This exhibition is important for what it represents, what it contains, and what it suggests.

It represents a new Russia, willing and anxious under its first democratically elected president, Boris Yeltsin, to affirm the core democratic value of open access to information. Shortly after defeating the attempted coup of August 1991, a group from the victorious democratic resistance led by the chief archivist of Russia, Rudolph Pikhoia, took over the previously top secret archives of the Central Committee of the Communist Party and began the process of both consolidating democratic control over all archives in Russia and attempting to make them available for the first time for public study.

This exhibit, which will later be shown in Moscow, is a milestone in this process — the first public display of the hitherto highly secret internal record of Soviet Communist rule. The legendary secretiveness and general inaccessibility of the entire Soviet archival system was maintained throughout the Gorbachev era. The willingness of the new Russian Archival Committee under Pikhoya to cooperate in preparing this exhibit with the Library of Congress dramatizes the break that a newly democratic Russia is attempting to make with the entire Soviet past. They are helping to turn material long used for one-sided political combat into material for shared historical investigation in the post-Cold War era.

This exhibit is also remarkable for what it contains: the first significant number of documents ever shown anywhere from what may be the most important new source of primary materials for understanding the history of the twentieth century. These documents provide an unprecedented inside look at the workings of one of the largest, most powerful and long-lived political machines of the modern era. As in any modern archive, there is more bureaucratic verbiage and fewer instant revelations than one might hope for. But the documents that the Library of Congress has here chosen from the 500 made available from the Russian archives cover the entire range of Soviet history from the October Revolution of 1917 to the failed coup of August 1991. They include material from archives that had been key working files of the Communist rulers until August 1991: the archives of the Central Committee, the Presidential archive, and the KGB.

This exhibit illustrates both the domestic and the foreign policy of Soviet rule. The first section covers internal politics and aspects of Soviet reality that were hidden or falsified in official propaganda. These include the unannounced decisions and votes of the higher organs of the Communist Party, as well as the repressive activities of the Soviet security organs and various organs charged with controlling literary freedom and organized religion.
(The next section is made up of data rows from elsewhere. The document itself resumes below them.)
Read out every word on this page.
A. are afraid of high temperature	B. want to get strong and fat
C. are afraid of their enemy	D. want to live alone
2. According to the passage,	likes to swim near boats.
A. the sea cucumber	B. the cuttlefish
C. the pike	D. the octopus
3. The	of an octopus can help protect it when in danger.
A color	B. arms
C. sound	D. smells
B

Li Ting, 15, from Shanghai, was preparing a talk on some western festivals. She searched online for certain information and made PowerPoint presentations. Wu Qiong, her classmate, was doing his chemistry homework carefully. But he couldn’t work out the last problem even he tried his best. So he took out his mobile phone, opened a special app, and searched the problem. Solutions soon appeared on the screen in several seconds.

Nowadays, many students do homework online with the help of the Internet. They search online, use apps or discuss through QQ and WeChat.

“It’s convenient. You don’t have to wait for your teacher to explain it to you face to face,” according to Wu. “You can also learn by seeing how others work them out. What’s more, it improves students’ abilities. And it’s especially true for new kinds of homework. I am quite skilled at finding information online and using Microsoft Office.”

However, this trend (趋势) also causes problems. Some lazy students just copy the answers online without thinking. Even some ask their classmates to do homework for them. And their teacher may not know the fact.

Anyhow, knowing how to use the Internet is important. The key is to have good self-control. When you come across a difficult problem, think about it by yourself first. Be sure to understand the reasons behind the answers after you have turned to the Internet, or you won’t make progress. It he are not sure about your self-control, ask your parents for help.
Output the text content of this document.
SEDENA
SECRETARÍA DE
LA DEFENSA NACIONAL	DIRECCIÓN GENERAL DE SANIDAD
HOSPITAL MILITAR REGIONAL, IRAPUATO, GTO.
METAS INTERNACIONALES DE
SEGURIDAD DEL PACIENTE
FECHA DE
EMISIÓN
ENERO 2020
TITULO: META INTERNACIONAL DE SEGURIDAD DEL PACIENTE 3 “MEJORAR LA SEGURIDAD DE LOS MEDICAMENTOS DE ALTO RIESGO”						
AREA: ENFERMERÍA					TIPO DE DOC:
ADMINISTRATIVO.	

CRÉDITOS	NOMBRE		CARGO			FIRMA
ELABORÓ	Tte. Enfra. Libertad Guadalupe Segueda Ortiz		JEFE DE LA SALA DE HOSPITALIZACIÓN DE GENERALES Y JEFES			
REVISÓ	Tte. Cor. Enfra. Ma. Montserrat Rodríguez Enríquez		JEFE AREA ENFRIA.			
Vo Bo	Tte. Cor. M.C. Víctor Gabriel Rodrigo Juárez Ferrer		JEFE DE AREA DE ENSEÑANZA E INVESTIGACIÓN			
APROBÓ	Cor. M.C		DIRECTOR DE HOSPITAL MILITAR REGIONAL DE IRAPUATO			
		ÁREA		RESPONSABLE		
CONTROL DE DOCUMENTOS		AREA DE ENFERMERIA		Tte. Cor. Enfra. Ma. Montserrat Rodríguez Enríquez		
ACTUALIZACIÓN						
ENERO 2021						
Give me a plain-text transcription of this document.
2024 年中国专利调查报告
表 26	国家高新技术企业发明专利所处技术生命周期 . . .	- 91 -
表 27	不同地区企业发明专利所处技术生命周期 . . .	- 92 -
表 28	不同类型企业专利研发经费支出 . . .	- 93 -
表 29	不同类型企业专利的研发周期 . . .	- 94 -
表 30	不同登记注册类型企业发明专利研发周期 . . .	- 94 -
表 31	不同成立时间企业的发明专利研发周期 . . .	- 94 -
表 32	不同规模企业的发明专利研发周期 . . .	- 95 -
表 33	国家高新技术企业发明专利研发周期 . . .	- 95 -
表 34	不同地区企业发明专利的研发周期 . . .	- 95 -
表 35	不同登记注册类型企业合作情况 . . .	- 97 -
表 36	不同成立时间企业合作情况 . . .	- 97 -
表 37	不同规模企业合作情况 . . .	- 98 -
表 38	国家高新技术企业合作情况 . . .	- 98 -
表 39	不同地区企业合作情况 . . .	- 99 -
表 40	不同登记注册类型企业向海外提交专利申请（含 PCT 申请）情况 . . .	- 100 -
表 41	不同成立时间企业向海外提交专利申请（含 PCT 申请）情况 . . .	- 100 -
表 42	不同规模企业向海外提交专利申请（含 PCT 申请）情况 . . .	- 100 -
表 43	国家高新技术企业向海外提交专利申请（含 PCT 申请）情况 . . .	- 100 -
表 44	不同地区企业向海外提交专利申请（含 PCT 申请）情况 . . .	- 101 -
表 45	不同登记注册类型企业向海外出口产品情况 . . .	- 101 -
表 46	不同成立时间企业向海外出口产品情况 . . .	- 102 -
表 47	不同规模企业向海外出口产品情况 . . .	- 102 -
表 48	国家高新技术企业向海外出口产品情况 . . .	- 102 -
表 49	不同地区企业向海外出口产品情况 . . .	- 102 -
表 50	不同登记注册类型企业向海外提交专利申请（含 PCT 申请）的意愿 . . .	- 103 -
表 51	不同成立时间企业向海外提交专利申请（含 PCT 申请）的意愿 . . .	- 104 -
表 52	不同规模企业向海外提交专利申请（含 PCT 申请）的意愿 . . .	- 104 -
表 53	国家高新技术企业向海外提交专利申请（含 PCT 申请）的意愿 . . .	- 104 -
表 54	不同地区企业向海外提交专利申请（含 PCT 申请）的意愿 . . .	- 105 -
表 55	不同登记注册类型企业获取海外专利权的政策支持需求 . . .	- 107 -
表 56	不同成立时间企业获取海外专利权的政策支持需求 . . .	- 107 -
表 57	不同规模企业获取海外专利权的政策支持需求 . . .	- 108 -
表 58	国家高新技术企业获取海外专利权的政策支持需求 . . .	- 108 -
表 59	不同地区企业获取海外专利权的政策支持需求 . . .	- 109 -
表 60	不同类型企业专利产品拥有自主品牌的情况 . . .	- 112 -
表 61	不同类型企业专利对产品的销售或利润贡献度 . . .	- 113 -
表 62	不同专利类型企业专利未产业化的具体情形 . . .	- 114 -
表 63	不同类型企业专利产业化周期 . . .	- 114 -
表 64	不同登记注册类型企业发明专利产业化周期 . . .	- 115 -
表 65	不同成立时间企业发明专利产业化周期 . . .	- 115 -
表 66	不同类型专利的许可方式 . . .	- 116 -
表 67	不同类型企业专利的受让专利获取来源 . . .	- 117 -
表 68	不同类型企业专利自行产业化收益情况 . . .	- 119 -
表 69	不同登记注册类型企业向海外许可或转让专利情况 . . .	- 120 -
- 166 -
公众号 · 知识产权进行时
The second section, dedicated to Soviet-American relations, shows how those relations were conducted between governments, between the publics of the two countries, and between the Communist parties of the USSR and the USA. This section documents cooperative as well as confrontational periods in that relationship.

The material in the exhibit offers only a small suggestion of what the vast archives of the paper-intensive Soviet era may eventually reveal. The material suggests that totalitarian practices of terror and forced labor began earlier and more deliberately than have often been assumed. The ruthlessness, originality, and complexity documented in these records suggests bureaucratic dictatorship cut off from the people—and provides many hints of why Communist rule both lasted so long and fell apart so fast.